To play the dueling directors, Merchant was wise enough to cast two accomplished actors, Powell and Baxter. The former was best known at the time for playing the title role in Franco Zeffirelli's Jesus of Nazareth (1977), but was happy to take on the more Mephistophelian role of avant-garde theatre guru (one of many gurus in the works of both Ivory and Jhabvala). Baxter, still looking fabulous in her fifties, had learned how to play comedy of manners at the hands of a master, Joseph L. Mankiewicz, as the title character in All About Eve (1950). She got the role in Jane Austen in Manhattan when stage legend Worth could not free up time for the production, but turned out to be a brilliant casting choice. Notable supporting performances were turned in by Michael Wager as the mother-obsessed foundation head who buys the manuscript at auction and Young as the actress eventually torn between Powell and Baxter. Ivory chose her over much more experienced actors because of her beauty and personality, even though he would later say she had trouble delivering her lines at the audition.

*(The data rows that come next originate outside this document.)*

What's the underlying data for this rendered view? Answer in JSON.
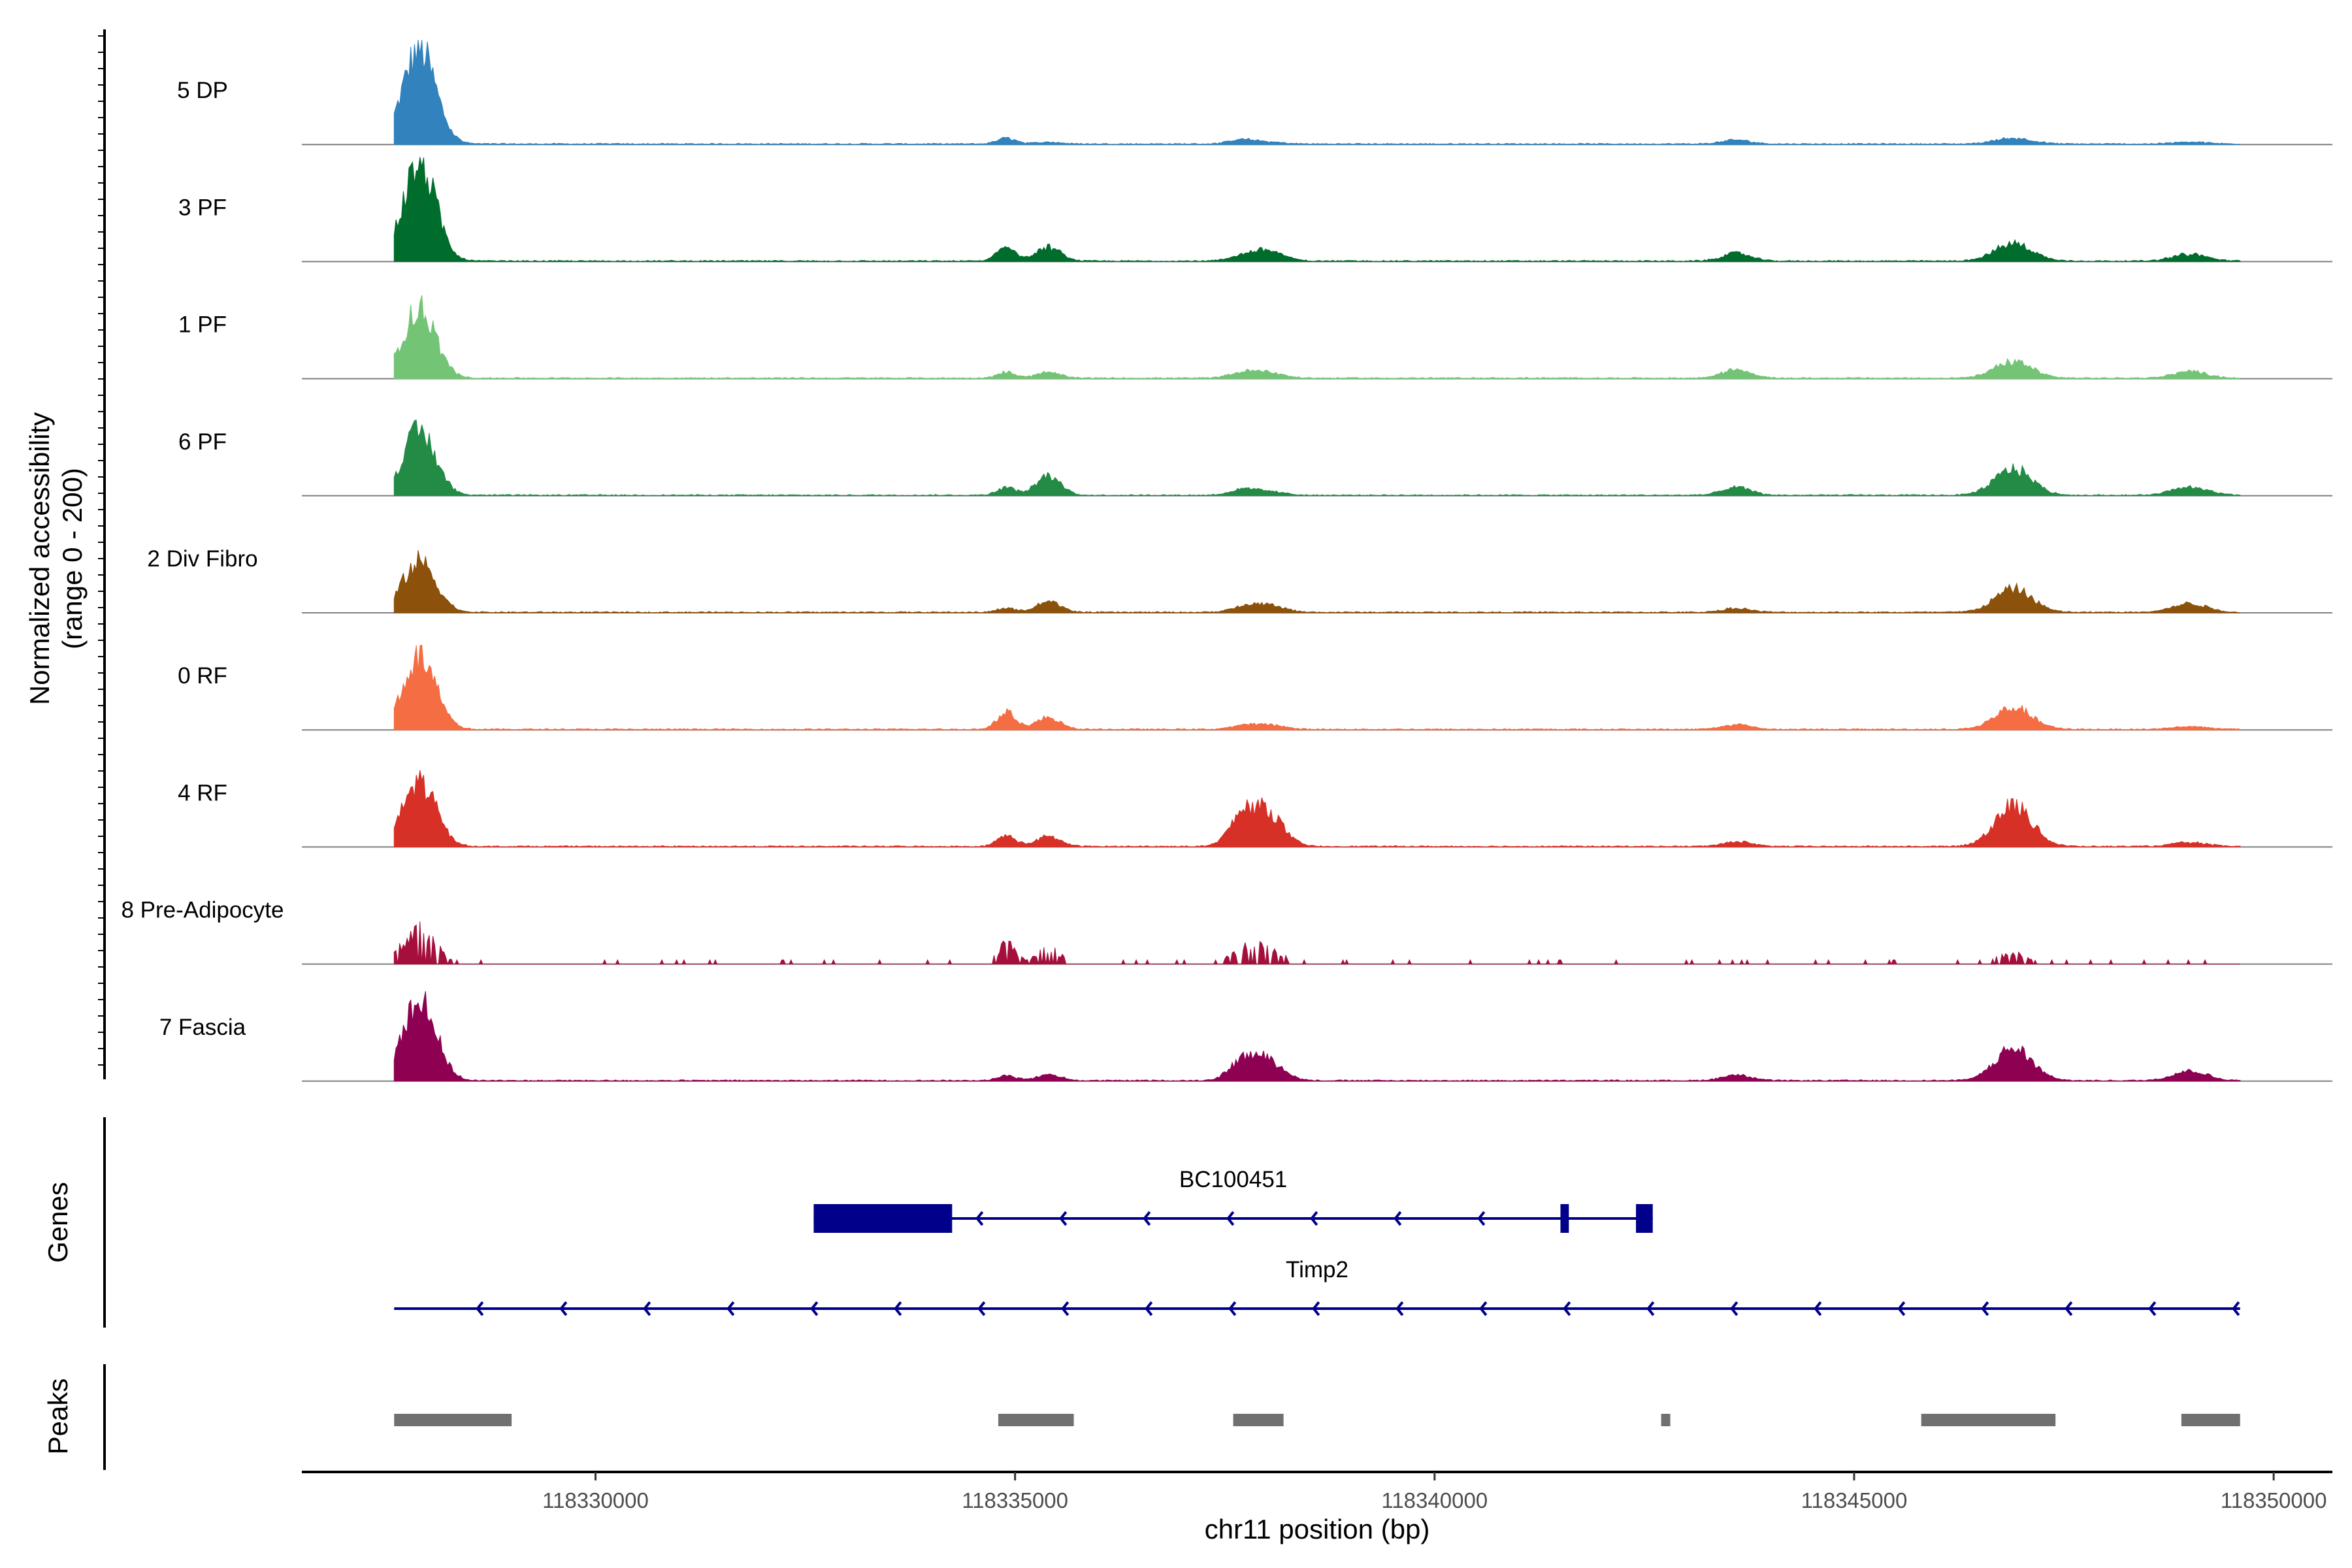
{
  "chart_data": {
    "type": "area",
    "title": "",
    "ylabel": "Normalized accessibility",
    "ylabel_range": "(range 0 - 200)",
    "xlabel": "chr11 position (bp)",
    "xlim": [
      118326500,
      118350700
    ],
    "region": [
      118327600,
      118349600
    ],
    "ylim": [
      0,
      200
    ],
    "x_ticks": [
      {
        "value": 118330000,
        "label": "118330000"
      },
      {
        "value": 118335000,
        "label": "118335000"
      },
      {
        "value": 118340000,
        "label": "118340000"
      },
      {
        "value": 118345000,
        "label": "118345000"
      },
      {
        "value": 118350000,
        "label": "118350000"
      }
    ],
    "peak_positions": [
      118327900,
      118334900,
      118335400,
      118337700,
      118338000,
      118343600,
      118346900,
      118349000
    ],
    "series": [
      {
        "name": "5 DP",
        "color": "#3182BD",
        "peaks": [
          0.97,
          0.06,
          0.02,
          0.04,
          0.02,
          0.04,
          0.06,
          0.02
        ]
      },
      {
        "name": "3 PF",
        "color": "#006D2C",
        "peaks": [
          1.0,
          0.15,
          0.14,
          0.04,
          0.11,
          0.08,
          0.18,
          0.07
        ]
      },
      {
        "name": "1 PF",
        "color": "#74C476",
        "peaks": [
          0.71,
          0.06,
          0.06,
          0.05,
          0.06,
          0.09,
          0.17,
          0.07
        ]
      },
      {
        "name": "6 PF",
        "color": "#238B45",
        "peaks": [
          0.65,
          0.08,
          0.2,
          0.05,
          0.04,
          0.08,
          0.27,
          0.09
        ]
      },
      {
        "name": "2 Div Fibro",
        "color": "#8C510A",
        "peaks": [
          0.52,
          0.04,
          0.11,
          0.04,
          0.08,
          0.04,
          0.24,
          0.09
        ]
      },
      {
        "name": "0 RF",
        "color": "#F46D43",
        "peaks": [
          0.74,
          0.18,
          0.12,
          0.03,
          0.05,
          0.05,
          0.22,
          0.03
        ]
      },
      {
        "name": "4 RF",
        "color": "#D73027",
        "peaks": [
          0.67,
          0.11,
          0.1,
          0.27,
          0.35,
          0.05,
          0.42,
          0.04
        ]
      },
      {
        "name": "8 Pre-Adipocyte",
        "color": "#A50F3B",
        "peaks": [
          0.35,
          0.2,
          0.16,
          0.12,
          0.16,
          0.05,
          0.1,
          0.05
        ]
      },
      {
        "name": "7 Fascia",
        "color": "#8E0152",
        "peaks": [
          0.85,
          0.05,
          0.06,
          0.18,
          0.21,
          0.06,
          0.33,
          0.1
        ]
      }
    ],
    "genes": [
      {
        "name": "Timp2",
        "strand": "-",
        "start": 118327600,
        "end": 118349600,
        "exons": []
      },
      {
        "name": "BC100451",
        "strand": "-",
        "start": 118332600,
        "end": 118342600,
        "exons": [
          {
            "start": 118332600,
            "end": 118334250
          },
          {
            "start": 118341500,
            "end": 118341600
          },
          {
            "start": 118342400,
            "end": 118342600
          }
        ]
      }
    ],
    "peaks_track": [
      {
        "start": 118327600,
        "end": 118329000
      },
      {
        "start": 118334800,
        "end": 118335700
      },
      {
        "start": 118337600,
        "end": 118338200
      },
      {
        "start": 118342700,
        "end": 118342800
      },
      {
        "start": 118345800,
        "end": 118347400
      },
      {
        "start": 118348900,
        "end": 118349600
      }
    ],
    "track_labels": {
      "genes": "Genes",
      "peaks": "Peaks"
    },
    "peak_color": "#707070",
    "gene_color": "#00008B"
  }
}
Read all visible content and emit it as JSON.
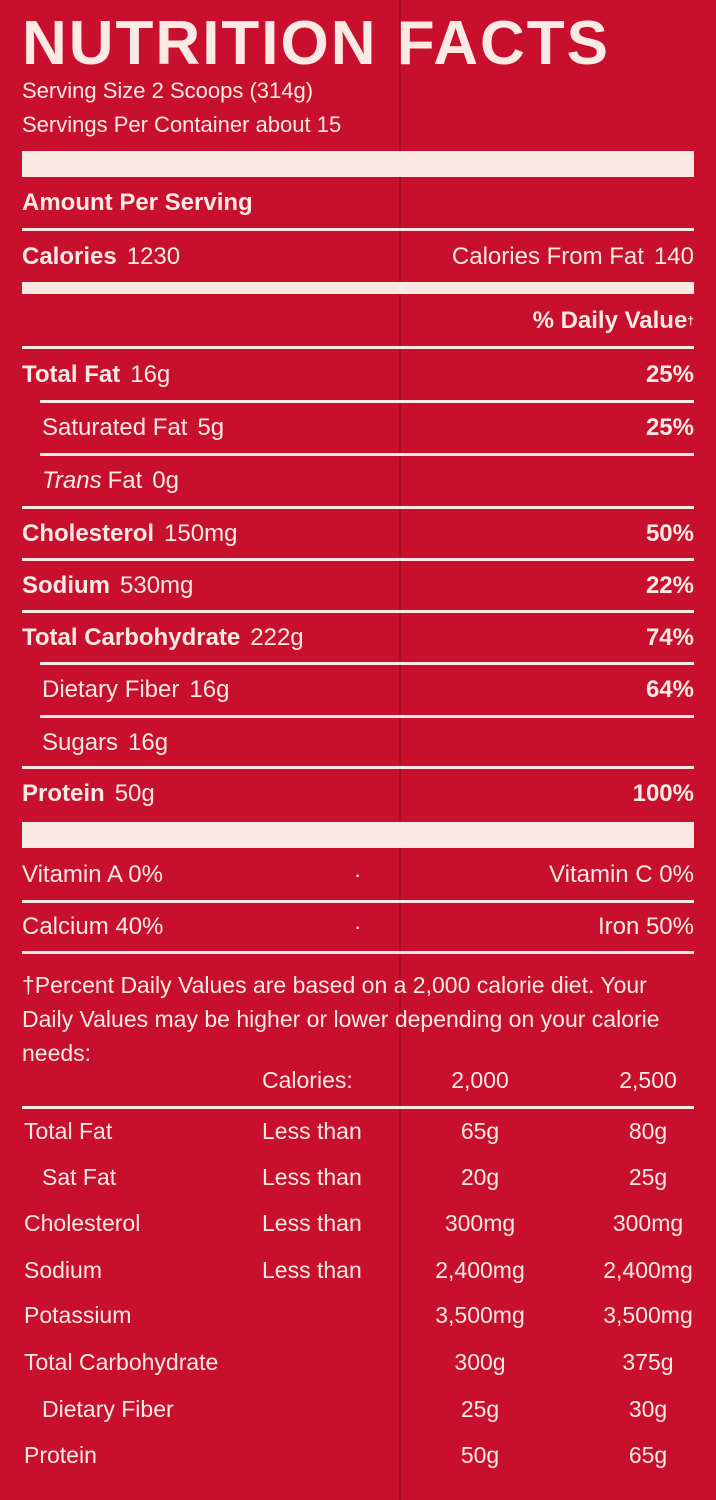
{
  "label": {
    "title": "NUTRITION FACTS",
    "serving_size": "Serving Size 2 Scoops (314g)",
    "servings_per_container": "Servings Per Container about 15",
    "amount_per_serving": "Amount Per Serving",
    "calories_label": "Calories",
    "calories_value": "1230",
    "calories_from_fat_label": "Calories From Fat",
    "calories_from_fat_value": "140",
    "daily_value_header": "% Daily Value",
    "dagger": "†"
  },
  "nutrients": [
    {
      "name": "Total Fat",
      "amount": "16g",
      "dv": "25%"
    },
    {
      "name": "Saturated Fat",
      "amount": "5g",
      "dv": "25%"
    },
    {
      "name_italic": "Trans",
      "name": "Fat",
      "amount": "0g",
      "dv": ""
    },
    {
      "name": "Cholesterol",
      "amount": "150mg",
      "dv": "50%"
    },
    {
      "name": "Sodium",
      "amount": "530mg",
      "dv": "22%"
    },
    {
      "name": "Total Carbohydrate",
      "amount": "222g",
      "dv": "74%"
    },
    {
      "name": "Dietary Fiber",
      "amount": "16g",
      "dv": "64%"
    },
    {
      "name": "Sugars",
      "amount": "16g",
      "dv": ""
    },
    {
      "name": "Protein",
      "amount": "50g",
      "dv": "100%"
    }
  ],
  "vitamins": {
    "vitamin_a": "Vitamin A  0%",
    "vitamin_c": "Vitamin C  0%",
    "calcium": "Calcium  40%",
    "iron": "Iron  50%",
    "separator": "·"
  },
  "footnote": "†Percent Daily Values are based on a 2,000 calorie diet. Your Daily Values may be higher or lower depending on your calorie needs:",
  "footer_table": {
    "header": [
      "Calories:",
      "2,000",
      "2,500"
    ],
    "rows": [
      {
        "name": "Total Fat",
        "qualifier": "Less than",
        "v2000": "65g",
        "v2500": "80g"
      },
      {
        "name": "Sat Fat",
        "qualifier": "Less than",
        "v2000": "20g",
        "v2500": "25g"
      },
      {
        "name": "Cholesterol",
        "qualifier": "Less than",
        "v2000": "300mg",
        "v2500": "300mg"
      },
      {
        "name": "Sodium",
        "qualifier": "Less than",
        "v2000": "2,400mg",
        "v2500": "2,400mg"
      },
      {
        "name": "Potassium",
        "qualifier": "",
        "v2000": "3,500mg",
        "v2500": "3,500mg"
      },
      {
        "name": "Total Carbohydrate",
        "qualifier": "",
        "v2000": "300g",
        "v2500": "375g"
      },
      {
        "name": "Dietary Fiber",
        "qualifier": "",
        "v2000": "25g",
        "v2500": "30g"
      },
      {
        "name": "Protein",
        "qualifier": "",
        "v2000": "50g",
        "v2500": "65g"
      }
    ]
  },
  "colors": {
    "background": "#c8102e",
    "text": "#fbe9e3"
  }
}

Merchant and Ivory had union problems throughout the production of Jane Austen in Manhattan. The British unions objected to LWT making a film in New York with no British crew members involved, while the U.S. unions complained about every short lunch hour or long day Ivory demanded. The Director's Guild was upset that Serban, who was not a Guild member, was directing actors and tried to stop Ivory from giving him a credit on the final film.
Greatly aiding with the production's look was Hungarian cinematographer Ernest Vincze (now one of the principal cinematographers on the revived Doctor Who TV series), who made the movie look more lavish than its tiny budget. He had brought the same magic to the Merchant-Ivory Roseland (1977). Richard Robbins, the company's usual composer, not only provided a sprightly background score, but also created the music for Baxter's opera, written as an homage to Mozart.
Producer: Ismail Merchant
Director: James Ivory
Screenplay: Ruth Prawer Jhabvala
Based on the libretto of Sir Charles Grandison by Jane Austen and Samuel Richardson
Cinematography: Ernest Vincze
Art Direction: Michael Yeargan
Score: Richard Robbins
Cast: Anne Baxter (Lilianna), Robert Powell (Pierre), Michael Wager (George Midash), Tim Choate (Jamie), John Guerrasio (Gregory), Katrina Hodiak (Katya), Kurt Johnson (Victor Charlton), Sean Young (Ariadne), Bernard Barrow (Polson).